When we are alone, the room behind this door is the coldest, darkest, and loneliest room we will ever inhabit. It's the room where we sit with all of the lies we believe, chief amongst them being, "I'm not enough." and in some cases, "I'm too much."
These are confusing beliefs if you also believe that you are a child of God and created in His image. "I am something other than what I should be" doesn't really seem like an idea God would build into His people. So, did we learn it somewhere? Where did we learn that?
Most of us don't have to look far to find potential, probable, or unmistakable places and times these loud-mouthed, lying seeds were planted in very fertile soil. I don't like to give the devil credit for much, but it seems he got around and didn't bother getting creative with the message.
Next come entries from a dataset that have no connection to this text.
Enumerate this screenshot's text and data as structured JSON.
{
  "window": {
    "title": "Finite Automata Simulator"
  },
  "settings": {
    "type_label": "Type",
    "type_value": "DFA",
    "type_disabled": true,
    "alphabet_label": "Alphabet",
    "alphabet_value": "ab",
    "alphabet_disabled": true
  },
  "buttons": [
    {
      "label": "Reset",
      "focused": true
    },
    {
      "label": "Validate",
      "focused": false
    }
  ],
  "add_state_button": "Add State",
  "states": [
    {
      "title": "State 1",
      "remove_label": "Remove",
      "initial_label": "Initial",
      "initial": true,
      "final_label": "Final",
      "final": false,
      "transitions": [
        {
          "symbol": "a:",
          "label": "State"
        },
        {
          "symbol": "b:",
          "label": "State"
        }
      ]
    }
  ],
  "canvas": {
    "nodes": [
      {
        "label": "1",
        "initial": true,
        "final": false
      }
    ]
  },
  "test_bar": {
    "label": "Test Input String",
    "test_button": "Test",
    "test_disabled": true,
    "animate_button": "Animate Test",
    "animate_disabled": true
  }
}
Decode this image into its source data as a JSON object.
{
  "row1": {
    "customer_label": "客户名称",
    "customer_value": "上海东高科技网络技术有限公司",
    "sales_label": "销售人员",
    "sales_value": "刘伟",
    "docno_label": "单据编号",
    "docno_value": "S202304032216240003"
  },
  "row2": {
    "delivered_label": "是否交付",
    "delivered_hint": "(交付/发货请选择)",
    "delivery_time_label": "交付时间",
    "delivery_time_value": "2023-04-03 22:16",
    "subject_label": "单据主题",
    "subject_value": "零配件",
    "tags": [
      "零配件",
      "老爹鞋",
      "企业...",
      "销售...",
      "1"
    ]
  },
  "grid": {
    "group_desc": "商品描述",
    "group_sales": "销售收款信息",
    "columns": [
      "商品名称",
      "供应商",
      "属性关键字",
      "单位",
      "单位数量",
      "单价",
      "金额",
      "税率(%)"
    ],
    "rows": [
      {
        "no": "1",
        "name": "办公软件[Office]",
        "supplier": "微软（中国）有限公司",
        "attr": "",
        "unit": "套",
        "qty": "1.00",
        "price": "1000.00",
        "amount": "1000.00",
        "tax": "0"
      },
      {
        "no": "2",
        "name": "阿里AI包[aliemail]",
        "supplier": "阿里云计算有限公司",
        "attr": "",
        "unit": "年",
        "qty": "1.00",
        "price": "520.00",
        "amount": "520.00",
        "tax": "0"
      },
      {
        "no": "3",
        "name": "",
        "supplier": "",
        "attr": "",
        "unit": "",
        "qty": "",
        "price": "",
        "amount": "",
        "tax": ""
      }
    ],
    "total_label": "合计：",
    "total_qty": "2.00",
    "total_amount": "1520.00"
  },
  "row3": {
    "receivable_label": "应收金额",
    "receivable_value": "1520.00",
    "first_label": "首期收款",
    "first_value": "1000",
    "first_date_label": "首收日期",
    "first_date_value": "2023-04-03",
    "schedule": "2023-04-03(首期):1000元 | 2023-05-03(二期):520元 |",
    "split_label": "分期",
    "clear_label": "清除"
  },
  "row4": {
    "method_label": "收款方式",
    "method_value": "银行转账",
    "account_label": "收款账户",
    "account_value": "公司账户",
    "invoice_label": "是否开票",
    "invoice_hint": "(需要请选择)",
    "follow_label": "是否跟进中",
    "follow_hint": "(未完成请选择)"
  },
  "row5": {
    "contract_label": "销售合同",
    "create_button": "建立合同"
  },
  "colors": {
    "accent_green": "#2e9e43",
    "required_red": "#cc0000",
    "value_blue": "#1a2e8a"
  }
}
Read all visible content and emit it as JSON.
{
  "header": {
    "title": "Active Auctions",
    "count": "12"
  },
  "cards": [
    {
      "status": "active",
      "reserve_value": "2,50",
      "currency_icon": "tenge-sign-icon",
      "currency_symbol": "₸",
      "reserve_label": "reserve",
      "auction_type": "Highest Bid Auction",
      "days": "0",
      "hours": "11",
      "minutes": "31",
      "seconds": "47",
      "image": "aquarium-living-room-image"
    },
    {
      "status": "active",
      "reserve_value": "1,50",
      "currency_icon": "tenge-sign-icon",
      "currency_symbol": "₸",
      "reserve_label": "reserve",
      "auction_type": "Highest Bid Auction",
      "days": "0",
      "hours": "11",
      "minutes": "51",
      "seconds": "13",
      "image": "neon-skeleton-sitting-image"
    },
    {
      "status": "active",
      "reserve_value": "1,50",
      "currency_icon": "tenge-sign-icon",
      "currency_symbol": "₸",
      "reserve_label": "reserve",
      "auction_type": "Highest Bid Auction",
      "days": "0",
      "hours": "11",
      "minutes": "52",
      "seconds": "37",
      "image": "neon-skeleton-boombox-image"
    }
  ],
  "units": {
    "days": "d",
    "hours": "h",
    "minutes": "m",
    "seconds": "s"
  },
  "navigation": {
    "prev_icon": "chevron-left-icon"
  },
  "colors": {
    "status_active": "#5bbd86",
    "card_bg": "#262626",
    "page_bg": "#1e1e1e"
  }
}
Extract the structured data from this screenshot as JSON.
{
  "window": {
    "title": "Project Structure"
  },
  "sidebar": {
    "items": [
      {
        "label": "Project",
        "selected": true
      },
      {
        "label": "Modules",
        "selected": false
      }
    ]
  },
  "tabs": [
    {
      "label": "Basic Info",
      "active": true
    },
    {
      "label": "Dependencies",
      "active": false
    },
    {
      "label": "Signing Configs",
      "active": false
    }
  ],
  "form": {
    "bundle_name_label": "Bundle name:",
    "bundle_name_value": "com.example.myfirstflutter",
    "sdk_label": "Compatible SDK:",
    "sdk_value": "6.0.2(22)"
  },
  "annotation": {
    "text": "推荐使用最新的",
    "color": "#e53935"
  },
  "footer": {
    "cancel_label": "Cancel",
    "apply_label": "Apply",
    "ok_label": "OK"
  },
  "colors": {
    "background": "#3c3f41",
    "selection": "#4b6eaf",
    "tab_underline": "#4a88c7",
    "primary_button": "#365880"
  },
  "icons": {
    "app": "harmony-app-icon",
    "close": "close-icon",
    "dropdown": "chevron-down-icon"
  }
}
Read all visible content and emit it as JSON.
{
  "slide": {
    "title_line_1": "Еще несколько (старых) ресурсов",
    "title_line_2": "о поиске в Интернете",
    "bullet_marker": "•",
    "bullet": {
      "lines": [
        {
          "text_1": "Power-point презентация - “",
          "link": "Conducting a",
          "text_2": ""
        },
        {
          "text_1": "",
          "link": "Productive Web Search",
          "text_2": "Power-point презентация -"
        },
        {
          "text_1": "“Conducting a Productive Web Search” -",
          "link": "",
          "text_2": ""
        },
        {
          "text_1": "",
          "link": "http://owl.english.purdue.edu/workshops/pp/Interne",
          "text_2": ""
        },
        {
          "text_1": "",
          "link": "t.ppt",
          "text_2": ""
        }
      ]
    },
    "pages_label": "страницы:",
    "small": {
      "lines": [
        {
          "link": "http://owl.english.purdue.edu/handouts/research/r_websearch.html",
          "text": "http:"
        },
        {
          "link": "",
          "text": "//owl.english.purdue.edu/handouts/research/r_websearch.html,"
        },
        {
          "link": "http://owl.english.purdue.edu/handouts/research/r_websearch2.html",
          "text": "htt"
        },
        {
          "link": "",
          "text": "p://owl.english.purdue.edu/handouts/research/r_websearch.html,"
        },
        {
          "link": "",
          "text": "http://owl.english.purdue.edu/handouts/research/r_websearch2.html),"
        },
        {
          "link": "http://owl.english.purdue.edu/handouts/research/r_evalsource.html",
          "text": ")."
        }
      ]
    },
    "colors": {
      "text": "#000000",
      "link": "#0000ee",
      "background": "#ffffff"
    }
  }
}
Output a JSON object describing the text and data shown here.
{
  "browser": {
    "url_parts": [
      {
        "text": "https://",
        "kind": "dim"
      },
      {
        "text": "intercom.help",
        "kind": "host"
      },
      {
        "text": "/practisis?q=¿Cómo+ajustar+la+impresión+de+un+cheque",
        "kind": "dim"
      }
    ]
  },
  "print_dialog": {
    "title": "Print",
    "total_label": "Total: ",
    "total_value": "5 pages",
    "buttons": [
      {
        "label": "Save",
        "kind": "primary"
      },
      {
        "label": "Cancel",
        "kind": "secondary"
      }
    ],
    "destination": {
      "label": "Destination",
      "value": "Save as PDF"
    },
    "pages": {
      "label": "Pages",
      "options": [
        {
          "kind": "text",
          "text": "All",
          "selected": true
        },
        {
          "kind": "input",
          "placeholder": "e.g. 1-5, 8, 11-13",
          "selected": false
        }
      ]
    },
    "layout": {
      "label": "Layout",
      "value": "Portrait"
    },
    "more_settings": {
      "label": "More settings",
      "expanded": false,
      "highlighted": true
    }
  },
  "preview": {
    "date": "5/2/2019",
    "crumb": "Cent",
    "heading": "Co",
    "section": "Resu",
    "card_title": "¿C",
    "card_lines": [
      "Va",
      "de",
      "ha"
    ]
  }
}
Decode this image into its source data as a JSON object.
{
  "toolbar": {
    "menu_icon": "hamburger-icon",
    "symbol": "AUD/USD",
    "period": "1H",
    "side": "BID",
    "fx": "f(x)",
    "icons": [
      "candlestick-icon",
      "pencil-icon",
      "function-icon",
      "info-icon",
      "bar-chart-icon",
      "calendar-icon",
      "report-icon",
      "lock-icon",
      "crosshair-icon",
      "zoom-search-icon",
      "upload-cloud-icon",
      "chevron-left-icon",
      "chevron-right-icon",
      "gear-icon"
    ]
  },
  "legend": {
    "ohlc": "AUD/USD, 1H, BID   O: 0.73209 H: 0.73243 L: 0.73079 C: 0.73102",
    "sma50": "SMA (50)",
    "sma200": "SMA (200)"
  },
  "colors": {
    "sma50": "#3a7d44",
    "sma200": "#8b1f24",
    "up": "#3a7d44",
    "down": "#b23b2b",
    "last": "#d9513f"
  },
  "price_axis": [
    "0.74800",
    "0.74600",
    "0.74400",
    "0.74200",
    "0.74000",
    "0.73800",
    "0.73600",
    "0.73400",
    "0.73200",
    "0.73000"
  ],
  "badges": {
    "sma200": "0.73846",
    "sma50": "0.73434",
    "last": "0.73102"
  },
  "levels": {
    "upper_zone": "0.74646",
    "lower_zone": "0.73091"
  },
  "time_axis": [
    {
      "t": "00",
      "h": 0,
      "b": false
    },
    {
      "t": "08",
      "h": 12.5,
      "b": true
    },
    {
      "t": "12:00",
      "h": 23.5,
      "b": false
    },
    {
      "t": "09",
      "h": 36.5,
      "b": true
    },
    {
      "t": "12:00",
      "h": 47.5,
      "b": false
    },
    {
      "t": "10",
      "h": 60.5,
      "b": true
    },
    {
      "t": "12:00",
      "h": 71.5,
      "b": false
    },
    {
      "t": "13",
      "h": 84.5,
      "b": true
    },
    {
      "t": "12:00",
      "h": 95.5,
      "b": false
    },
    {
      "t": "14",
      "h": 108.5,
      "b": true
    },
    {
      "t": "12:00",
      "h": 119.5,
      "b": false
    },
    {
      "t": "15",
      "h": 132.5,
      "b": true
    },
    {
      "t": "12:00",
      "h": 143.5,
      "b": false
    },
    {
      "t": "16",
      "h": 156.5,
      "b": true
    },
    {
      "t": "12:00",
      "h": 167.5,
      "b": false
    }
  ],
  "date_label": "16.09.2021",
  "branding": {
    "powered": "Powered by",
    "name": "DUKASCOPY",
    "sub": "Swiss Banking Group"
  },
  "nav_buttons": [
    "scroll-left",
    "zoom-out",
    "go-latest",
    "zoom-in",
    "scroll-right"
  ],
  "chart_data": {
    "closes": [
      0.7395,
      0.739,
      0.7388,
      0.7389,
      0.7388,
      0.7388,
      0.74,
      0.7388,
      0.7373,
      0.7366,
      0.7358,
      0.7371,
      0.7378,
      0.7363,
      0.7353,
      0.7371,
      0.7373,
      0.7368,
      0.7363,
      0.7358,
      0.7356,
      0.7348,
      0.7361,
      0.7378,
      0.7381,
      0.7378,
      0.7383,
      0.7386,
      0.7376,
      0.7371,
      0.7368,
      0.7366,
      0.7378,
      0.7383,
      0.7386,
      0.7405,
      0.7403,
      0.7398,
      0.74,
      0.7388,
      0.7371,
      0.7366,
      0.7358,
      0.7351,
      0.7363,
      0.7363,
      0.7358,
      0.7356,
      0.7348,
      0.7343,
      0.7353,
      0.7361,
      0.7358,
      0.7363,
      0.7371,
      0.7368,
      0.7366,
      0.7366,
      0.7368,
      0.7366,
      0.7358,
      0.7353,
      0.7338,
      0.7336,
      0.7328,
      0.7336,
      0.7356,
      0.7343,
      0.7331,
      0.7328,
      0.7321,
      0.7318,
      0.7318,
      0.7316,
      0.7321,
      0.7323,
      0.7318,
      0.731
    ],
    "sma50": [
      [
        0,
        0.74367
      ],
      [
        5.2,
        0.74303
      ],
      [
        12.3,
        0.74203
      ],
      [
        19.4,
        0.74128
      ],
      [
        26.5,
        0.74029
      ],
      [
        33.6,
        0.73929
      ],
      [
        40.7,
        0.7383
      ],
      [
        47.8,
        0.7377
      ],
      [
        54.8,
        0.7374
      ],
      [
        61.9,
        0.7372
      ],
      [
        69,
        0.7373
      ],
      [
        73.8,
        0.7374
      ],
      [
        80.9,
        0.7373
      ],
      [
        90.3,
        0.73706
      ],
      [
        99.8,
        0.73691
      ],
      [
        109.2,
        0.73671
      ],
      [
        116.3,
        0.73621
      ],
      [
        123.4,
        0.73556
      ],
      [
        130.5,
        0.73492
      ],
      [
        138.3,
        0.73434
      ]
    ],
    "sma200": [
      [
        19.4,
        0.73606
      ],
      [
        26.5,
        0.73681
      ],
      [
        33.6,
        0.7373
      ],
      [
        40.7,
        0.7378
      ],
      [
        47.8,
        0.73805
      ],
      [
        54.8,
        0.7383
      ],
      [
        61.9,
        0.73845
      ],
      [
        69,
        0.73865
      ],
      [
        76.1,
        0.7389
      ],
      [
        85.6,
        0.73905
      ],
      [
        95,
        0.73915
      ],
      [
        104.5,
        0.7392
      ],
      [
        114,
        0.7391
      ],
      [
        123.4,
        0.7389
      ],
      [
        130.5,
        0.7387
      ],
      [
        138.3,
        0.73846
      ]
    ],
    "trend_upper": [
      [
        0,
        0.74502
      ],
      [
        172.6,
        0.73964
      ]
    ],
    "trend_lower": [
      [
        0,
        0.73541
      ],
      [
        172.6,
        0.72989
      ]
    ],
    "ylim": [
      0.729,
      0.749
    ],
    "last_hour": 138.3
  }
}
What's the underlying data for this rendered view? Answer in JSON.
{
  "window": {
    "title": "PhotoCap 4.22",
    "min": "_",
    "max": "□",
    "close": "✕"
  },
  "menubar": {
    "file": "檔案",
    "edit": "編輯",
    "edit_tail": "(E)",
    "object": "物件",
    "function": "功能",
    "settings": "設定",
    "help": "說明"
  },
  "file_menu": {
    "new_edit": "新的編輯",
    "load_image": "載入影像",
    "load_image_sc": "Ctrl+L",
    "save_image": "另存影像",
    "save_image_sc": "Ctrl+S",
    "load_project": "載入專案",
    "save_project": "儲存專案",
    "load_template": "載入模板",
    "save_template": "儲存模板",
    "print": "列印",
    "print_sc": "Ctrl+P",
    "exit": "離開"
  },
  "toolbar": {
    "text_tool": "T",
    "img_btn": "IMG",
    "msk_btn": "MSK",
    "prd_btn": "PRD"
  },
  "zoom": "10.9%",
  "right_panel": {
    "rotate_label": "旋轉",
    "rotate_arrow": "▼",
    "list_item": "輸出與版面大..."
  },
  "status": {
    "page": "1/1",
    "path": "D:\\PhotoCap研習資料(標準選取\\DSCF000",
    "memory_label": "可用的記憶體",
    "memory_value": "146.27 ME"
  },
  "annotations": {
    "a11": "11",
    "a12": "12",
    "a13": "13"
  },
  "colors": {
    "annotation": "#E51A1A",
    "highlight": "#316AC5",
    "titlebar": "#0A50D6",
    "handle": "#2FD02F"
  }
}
Regardless of why or how those seeds took root and grew into patterns of thinking and ways of relating, they've become part of us. We will often do anything in our power to keep people from discovering the truth about the lies we believe, wrestle with, or operate out of.
Since opening up about my struggle with insecurity and fear of abandonment in my marriage, I've had the comfort of hearing a lot of "me toos". Sometimes, it looks exactly the same, sometimes different. But, whatever the particulars are, fear and shame are at the root of it.
Because my conversations keep circling back to the same things, because of the silent and devastating nature of the lies we believe, and because of our ever-increasing inability to get to places of honesty, vulnerability, and understanding, I want to invite you in and ask you to consider who you would like to invite in, as well.
That cold, dark, and lonely room is transformed by an open door, the light in the hall, and the presence of another.
As a guest in my room, I want you not only to know my fears, but to know what helps me live with and conquer them, too.
I believe God created us to be FREE. Free to choose thoughts, words, and actions.
Free to be fearless.
I believe that God has allowed the circumstances, which have fortified my imperfection. My imperfection/brokenness/weakness, is no longer something for me to fix, but a springboard to the One who can fix it, if He so chooses. I finally see my struggle as part of His Will and not something outside of it.
I have noticed something about the saints. Their prayers always boil down to the same thing. They want to love God, love His Will, and quite often, to love suffering.
So, I'm pretending to be a saint. I've copied a page out of their prayer book and am praying like they prayed. Lord, please grant me the grace to love You, Your Will, and to love suffering. Amen.
I cannot convey how dumbfounded I am by the results. Is it really possible that three simple prayers can transform a life? I think so...
I say this tentatively, as I'm only about a month in practice. I've been tried several times, but only mildly. I cannot remember the last time I've felt so fearless and free. If I could actually love suffering, I would no longer fear suffering, which means I could use all of the energy I spend to protect myself from suffering, to love others. And that sounds heavenly.
For the first time in my life, I am treating my insecurity like the spiritual battle it is. I am no longer asking for it to be removed or healed, but accept that it might be here to stay. God's will be done.
Any time I start down a road I don't want to be on or get stuck in a vortex of negativity, which looks like doubt, fear, suspicion, jealousy, resentfulness, worthlessness, etc... I call on Christ. I remind myself that feelings of fear and of being bound are contrary to what God desires for me, and it is time to suit up and step forward. I name what I'm feeling, renounce (refuse to recognize or abide by any longer), rebuke, and reject it in the name of Jesus, and cast it to the foot of the Cross, reclaiming the victory that has already been won over it. I don't have to do anything, but claim what has already been done.
In these moments, I see myself as a little girl wrapped around my Father's leg and clinging to it for dear life, pleading not for one more ride around the living room, but for peace and love for all that is good. I mean, have you ever tried to shake a kid off of your leg that is determined to take one more ride? It's like that...
And I'm okay with this.
Running away doesn't work. Looking back doesn't work. Introspection doesn't work. Ignoring it doesn't work. And looking to your spouse certainly doesn't work.
Looking up works. Clinging works. And once this sinks in...oh, man I hope this is sinking in...it seems like maybe, just maybe, Somebody has been trying to tell me this all along.
But seek first his kingdom and his righteousness, and all these things shall be yours as well.
Matthew 6:33
Come to me, all who labor and are heavy laden, and I will give you rest.